Een verlies aan geloofwaardigheid kan zwaar doorwegen en de diepe recessie van het begin van de jaren tachtig ging gepaard met beleidsmaatregelen om de inflatie onder controle te krijgen en de geloofwaardigheid van de Fed te herstellen. Sinds het begin van de jaren negentig hebben de onafhankelijkheid van de centrale banken en de geleidelijke invoering van een inflatiedoelstelling de geloofwaardigheid van de centrale banken op het gebied van inflatiebestrijding sterk verbeterd. De verankering van het monetaire beleid in een inflatiedoelstelling en het beleid van de centrale banken van de afgelopen dertig jaar zijn samen van essentieel belang geweest om zowel de geloofwaardigheid van de centrale banken te waarborgen als de inflatiedruk te beteugelen.

Oorsprong van de inflatiedruk. De stagflatie van de jaren zeventig was het resultaat van een unieke combinatie van beleidsfouten, een gematigd beleid van de Federal Reserve en een historische wijziging van het internationale monetaire stelsel, die gepaard ging met twee ernstige olieschokken. Hoewel de inflatiedruk verschilt van land tot land, weerspiegelen de recente inflatieversnellers de sterke opleving van de economische bedrijvigheid, de stijgende energieprijzen en de ongewone, pandemische mismatch tussen vraag en aanbod, die waarschijnlijk van voorbijgaande aard zal zijn.

Er wijst weinig op een herhaling van de grote inflatie van de jaren zeventig

De productietekorten en de verstoringen van de toeleveringsketen zullen geleidelijk afvlakken naarmate de pandemie beter wordt bestreden en hogere prijzen de investeringen in productiecapaciteit aanwakkeren. Ook de hoge energieprijzen zullen waarschijnlijk van korte duur zijn. De wereld kan voldoende energie produceren en wanneer de prijzen hoog genoeg worden, zal het nieuwe aanbod van Amerikaanse schalieproducenten en andere niet-OPEC-leden de markt overspoelen. Na verloop van tijd zullen ook de energietransitie en de opkomst van hernieuwbare energie helpen om de stijging van de energieprijzen te temperen.

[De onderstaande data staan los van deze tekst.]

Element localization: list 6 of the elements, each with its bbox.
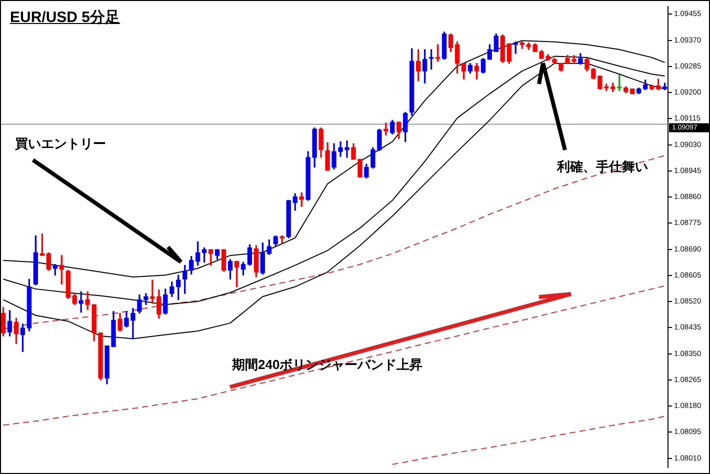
candlestick	[299, 192, 304, 207]
line-series	[2, 285, 666, 426]
chart-title: EUR/USD 5分足	[10, 8, 120, 27]
line-series	[392, 416, 666, 465]
candlestick	[78, 291, 84, 313]
annotation: 買いエントリー	[15, 135, 106, 153]
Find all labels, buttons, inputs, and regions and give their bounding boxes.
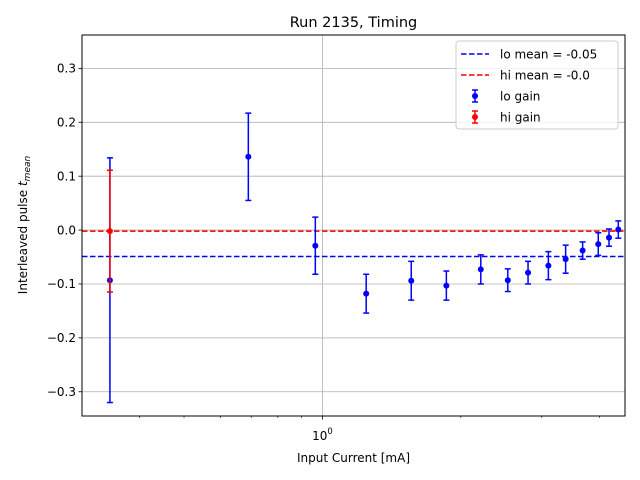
data-point (595, 232, 602, 257)
x-tick-label: 100 (312, 427, 333, 443)
data-point (606, 228, 613, 247)
data-point (408, 260, 415, 301)
y-tick-label: 0.0 (57, 223, 76, 237)
legend-lo-gain-label: lo gain (500, 90, 540, 104)
legend-hi-mean-label: hi mean = -0.0 (500, 69, 590, 83)
y-axis-label-main: Interleaved pulse (16, 186, 30, 294)
data-point (443, 270, 450, 301)
chart-title: Run 2135, Timing (290, 15, 418, 31)
y-tick-label: 0.3 (57, 62, 76, 76)
data-point (579, 241, 586, 260)
y-tick-label: −0.3 (47, 385, 76, 399)
legend-lo-gain-swatch (472, 89, 478, 103)
mean-lines (82, 230, 625, 258)
data-point (363, 273, 370, 314)
x-tick-label-base: 10 (312, 429, 327, 443)
y-tick-label: 0.1 (57, 169, 76, 183)
data-point (106, 169, 113, 293)
y-axis-label-subscript: mean (23, 156, 33, 182)
data-point (245, 112, 252, 202)
data-point (525, 260, 532, 285)
plot-frame (81, 34, 626, 417)
x-axis-label: Input Current [mA] (297, 451, 410, 465)
data-point (477, 254, 484, 285)
y-tick-label: 0.2 (57, 116, 76, 130)
legend-box (455, 40, 619, 130)
legend-hi-gain-swatch (472, 110, 478, 124)
y-tick-label: −0.2 (47, 331, 76, 345)
legend: lo mean = -0.05 hi mean = -0.0 lo gain h… (455, 40, 619, 130)
data-point (312, 216, 319, 276)
legend-hi-gain-label: hi gain (500, 111, 541, 125)
legend-lo-mean-label: lo mean = -0.05 (500, 48, 597, 62)
data-point (615, 220, 622, 239)
x-tick-label-exponent: 0 (327, 427, 332, 437)
y-axis-label-symbol: t (16, 180, 30, 186)
data-points (106, 112, 622, 404)
y-tick-label: −0.1 (47, 277, 76, 291)
data-point (562, 244, 569, 274)
data-point (504, 268, 511, 293)
y-axis-label: Interleaved pulse tmean (16, 156, 33, 295)
axis-ticks: −0.3 −0.2 −0.1 0.0 0.1 0.2 0.3 100 (47, 62, 600, 443)
data-point (545, 250, 552, 281)
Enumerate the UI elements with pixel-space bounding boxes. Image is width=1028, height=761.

Voorlopig zijn er ook weinig aanwijzingen dat de huidige inflatiedruk secundaire effecten genereert en leidt tot algemene loonstijgingen. De loonstijgingen situeren zich vooral in de door de pandemie getroffen sectoren en treffen vooral de laagstbetaalden. Automatisering vervangt arbeid in een snel tempo en het huidige tekort aan arbeidskrachten zou bedrijven er zelfs toe kunnen dwingen het automatiseringsproces te versnellen.

Op korte termijn bestaat er veel onzekerheid over de evolutie van de inflatie, maar over het algemeen wijst er weinig op een herhaling van de grote inflatie van de jaren zeventig. Over het geheel genomen duidt de huidige situatie niet op een verandering in de inflatiedynamiek op lange termijn. Structurele krachten, zoals demografie, technologie, toenemende ongelijkheid en mondialisering, zullen op langere termijn waarschijnlijk de deflatoire druk in stand houden.

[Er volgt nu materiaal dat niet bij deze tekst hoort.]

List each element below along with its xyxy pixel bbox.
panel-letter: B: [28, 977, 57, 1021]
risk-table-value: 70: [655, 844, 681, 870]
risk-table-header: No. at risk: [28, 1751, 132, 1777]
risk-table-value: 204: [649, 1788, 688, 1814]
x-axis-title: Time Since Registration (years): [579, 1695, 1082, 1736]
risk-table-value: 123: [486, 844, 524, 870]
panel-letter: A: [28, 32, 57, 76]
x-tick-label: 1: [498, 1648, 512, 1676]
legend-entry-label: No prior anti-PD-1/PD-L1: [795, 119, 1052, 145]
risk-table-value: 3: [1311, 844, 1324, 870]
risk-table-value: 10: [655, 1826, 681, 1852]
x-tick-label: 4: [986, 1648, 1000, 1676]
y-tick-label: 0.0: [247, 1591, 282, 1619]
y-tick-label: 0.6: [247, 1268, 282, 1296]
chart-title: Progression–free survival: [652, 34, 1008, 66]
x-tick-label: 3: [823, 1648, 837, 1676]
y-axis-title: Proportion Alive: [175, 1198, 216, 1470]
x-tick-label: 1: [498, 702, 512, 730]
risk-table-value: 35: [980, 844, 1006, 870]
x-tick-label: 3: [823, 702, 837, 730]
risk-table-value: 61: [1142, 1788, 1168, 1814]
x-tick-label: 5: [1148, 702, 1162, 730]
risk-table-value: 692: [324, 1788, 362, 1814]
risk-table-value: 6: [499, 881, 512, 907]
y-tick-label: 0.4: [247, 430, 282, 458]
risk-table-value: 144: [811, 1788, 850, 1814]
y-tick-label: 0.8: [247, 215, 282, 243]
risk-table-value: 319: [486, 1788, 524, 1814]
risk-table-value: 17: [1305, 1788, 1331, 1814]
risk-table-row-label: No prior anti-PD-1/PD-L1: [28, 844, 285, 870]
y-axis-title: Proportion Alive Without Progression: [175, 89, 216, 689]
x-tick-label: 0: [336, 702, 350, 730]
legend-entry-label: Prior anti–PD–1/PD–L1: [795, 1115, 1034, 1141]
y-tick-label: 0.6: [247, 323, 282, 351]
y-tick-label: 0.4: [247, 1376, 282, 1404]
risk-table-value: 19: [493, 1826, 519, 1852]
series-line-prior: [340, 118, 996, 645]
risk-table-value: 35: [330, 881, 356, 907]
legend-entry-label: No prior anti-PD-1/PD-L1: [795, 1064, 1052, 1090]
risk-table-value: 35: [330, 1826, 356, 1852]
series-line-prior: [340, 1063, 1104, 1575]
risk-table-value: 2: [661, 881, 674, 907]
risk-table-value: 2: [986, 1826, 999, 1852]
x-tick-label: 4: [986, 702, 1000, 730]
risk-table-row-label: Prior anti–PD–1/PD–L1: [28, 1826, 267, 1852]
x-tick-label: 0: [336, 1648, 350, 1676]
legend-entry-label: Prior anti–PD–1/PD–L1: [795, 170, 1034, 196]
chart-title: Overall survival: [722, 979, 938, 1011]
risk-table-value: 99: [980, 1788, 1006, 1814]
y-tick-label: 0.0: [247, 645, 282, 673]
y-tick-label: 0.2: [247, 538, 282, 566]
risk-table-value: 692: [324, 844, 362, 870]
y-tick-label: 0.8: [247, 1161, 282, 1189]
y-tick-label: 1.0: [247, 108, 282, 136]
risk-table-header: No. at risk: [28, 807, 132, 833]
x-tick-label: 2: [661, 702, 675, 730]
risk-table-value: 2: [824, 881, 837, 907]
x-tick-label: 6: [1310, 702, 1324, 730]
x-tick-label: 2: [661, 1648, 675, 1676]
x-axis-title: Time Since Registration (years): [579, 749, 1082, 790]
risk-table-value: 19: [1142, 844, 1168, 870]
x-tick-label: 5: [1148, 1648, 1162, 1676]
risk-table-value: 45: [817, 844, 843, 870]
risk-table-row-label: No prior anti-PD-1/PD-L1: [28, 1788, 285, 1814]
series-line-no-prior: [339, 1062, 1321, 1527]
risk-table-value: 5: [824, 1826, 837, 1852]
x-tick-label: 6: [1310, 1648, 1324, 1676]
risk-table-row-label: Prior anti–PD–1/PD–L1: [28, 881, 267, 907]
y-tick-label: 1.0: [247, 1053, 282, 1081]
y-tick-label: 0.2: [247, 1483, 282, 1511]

Risico's om rekening mee te houden

Hoewel een herhaling van de stagflatie van de jaren zeventig onwaarschijnlijk lijkt, houdt het huidige klimaat nog steeds een aantal risico's in die men niet mag onderschatten.

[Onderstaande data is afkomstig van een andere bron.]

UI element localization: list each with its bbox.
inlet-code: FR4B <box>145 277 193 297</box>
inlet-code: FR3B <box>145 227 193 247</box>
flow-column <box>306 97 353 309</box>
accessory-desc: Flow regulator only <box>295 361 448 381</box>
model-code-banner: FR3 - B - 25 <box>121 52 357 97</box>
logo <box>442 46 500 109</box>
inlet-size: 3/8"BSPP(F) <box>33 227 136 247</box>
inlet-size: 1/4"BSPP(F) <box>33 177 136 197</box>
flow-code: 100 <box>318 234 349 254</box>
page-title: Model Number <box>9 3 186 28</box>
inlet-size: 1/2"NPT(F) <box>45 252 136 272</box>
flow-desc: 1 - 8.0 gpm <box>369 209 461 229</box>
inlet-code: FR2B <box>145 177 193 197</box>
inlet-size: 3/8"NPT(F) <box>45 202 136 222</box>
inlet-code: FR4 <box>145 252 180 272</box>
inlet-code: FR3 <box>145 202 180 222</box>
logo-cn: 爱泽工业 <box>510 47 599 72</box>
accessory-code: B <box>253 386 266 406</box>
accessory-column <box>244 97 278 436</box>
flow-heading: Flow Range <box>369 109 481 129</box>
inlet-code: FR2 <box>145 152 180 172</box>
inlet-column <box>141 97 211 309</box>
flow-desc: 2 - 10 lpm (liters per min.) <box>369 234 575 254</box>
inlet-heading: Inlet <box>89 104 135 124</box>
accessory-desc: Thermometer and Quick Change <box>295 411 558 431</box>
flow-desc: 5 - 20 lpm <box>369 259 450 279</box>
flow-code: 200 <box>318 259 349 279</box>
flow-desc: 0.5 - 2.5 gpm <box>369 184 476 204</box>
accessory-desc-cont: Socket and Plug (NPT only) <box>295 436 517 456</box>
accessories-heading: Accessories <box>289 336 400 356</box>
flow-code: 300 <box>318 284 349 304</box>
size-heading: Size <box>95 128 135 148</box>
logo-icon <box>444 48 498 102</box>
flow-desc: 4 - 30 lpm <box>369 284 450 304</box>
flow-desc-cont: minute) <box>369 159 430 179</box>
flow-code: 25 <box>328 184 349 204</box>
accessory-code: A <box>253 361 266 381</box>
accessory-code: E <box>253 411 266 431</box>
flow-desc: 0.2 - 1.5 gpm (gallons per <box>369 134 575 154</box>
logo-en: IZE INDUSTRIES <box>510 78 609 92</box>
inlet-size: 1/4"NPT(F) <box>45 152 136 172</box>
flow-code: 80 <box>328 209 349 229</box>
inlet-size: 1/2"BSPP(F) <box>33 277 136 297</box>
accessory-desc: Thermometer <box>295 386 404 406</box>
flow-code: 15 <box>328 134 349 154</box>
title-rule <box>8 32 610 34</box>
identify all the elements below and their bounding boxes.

De inflatierisico's zijn overwegend opwaarts gericht en kunnen werkelijkheid worden als de mismatch tussen vraag en aanbod langer aanhoudt dan verwacht. Een aanhoudend hogere inflatie kan het herstel doen ontsporen door de productie af te remmen of het consumentenvertrouwen te ondermijnen. Hoe langer de verstoring van het aanbod aanhoudt, des te groter is bovendien het risico dat zij zich vertaalt in secundaire effecten en een algemene inflatie. Stijgende inflatieverwachtingen kunnen leiden tot een sneller dan verwachte monetaire normalisatie in de geavanceerde economieën, waardoor ook het economisch herstel kan ontsporen.

De beleidsmakers zullen een dunne lijn moeten bewandelen tussen enerzijds een geduldige ondersteuning van het economisch herstel en anderzijds de bereidheid om snel op te treden om elke mogelijke hardnekkige inflatiedruk te beteugelen. Het zal bijzonder belangrijk zijn om te vermijden dat de inflatieverwachtingen op middellange termijn worden losgelaten en dat een inflatiespiraal ontstaat die een abrupte beleidsverkrapping noodzakelijk zou maken. Mocht de huidige inflatiedruk aanhoudende secundaire effecten genereren die tot loonstijgingen leiden, dan zullen de centrale banken doortastend moeten optreden en hun beleid moeten aanscherpen.